Neste momento, o principal debate que ocorre dentro do governo e na sociedade é a discussão em torno da política de déficit zero. “Esse é o coração da política econômica e seus impactos podem ser negativos em distintas esferas. Para os que lutam para que o Brasil volte a ser um país que tenha taxas de crescimento superiores a 2%, para que tenha um projeto de reindustrialização mais robusto, para enfrentar as profundas desigualdades sociais é imperioso que a meta do déficit zero seja revista, pois ela é irrealizável; segundo, ela ameaça os pisos da educação e da saúde; terceiro, ela reduz a capacidade de investimento do Estado; quarto, expõe desnecessariamente o governo a riscos de incorrer nos chamados crimes de irresponsabilidade fiscal. Precisamos retirar lições das experiências anteriores dos nossos governos”, ressaltou Luciana ao avaliar a proposta que vem sendo ventilada.

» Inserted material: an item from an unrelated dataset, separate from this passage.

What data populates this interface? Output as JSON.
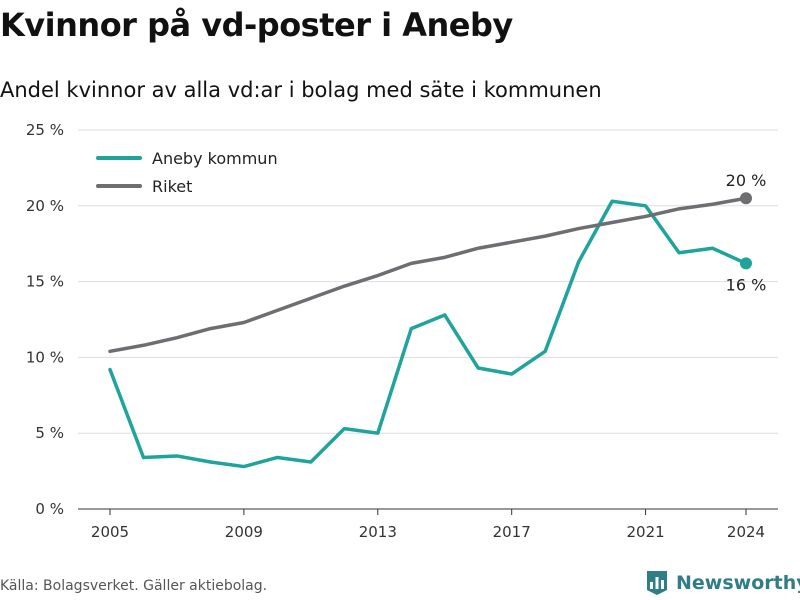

Um ano de grandes êxitos na direção da reconstrução do Brasil 

A presidenta nacional do PCdoB salientou que o primeiro ano do governo do Presidente Lula conseguiu concretizar iniciativas que resgataram a dignidade do povo brasileiro, que recuperam a imagem do Brasil no mundo, e a defesa da democracia. “Não são poucas as realizações, nas mais variadas áreas. Elas em grande medida são a recuperação de exitosas políticas públicas desenvolvidas nos governos do ciclo progressista e que haviam tido descontinuidade a partir do golpe”. 

Ela citou o resgate de políticas públicas com forte impacto social, como o Bolsa família, o retorno da política de valorização do salário mínimo, programas como o Desenrola de enfrentamento ao endividamento das famílias brasileiras, o reajuste de 40% das bolsas de estudo que estavam congeladas há mais de 10 anos, o Farmácia Popular, Minha Casa Minha Vida, Mais Médicos, Plano Safra, entre tantos outros. Também citou a agenda ambiental que tem sido promovida, que busca não polarizar com a agenda de desenvolvimento, ao mesmo tempo em que, tem adotado iniciativas para pesquisar as mudanças climáticas. 

No entanto, Luciana alerta que “ainda necessitamos de uma nova geração de políticas públicas que respondam a questões como os trabalhadores de aplicativos, os uberizados de um modo em geral, existem questões como o drama da segurança pública que hoje ganha contornos de grande clamor nos centros urbanos”. 

Mobilização popular para avançar

A presidenta do PCdoB olhando os desafios para 2024, salientou como a disputa de ideias na sociedade, lastreada na comunicação ativa com a população é estratégica.

Isso, porque, a vitória de Lula e o primeiro ano do governo abrem os caminhos para reforçar a consolidação dessas e outras políticas públicas e para elevar o debate com a sociedade na perspectiva da recuperação dos valores humanos e da defesa da nossa democracia. Apesar de derrotada na urna, a extrema-direita e o bolsonarismo mantém ainda coesa sua base social. “A mobilização popular em torno das conferências temáticas convocadas pelo governo, a ampliação dos nossos instrumentos de democracia participativa qualificam nossa intervenção social e aprimoram nosso contato com o povo”.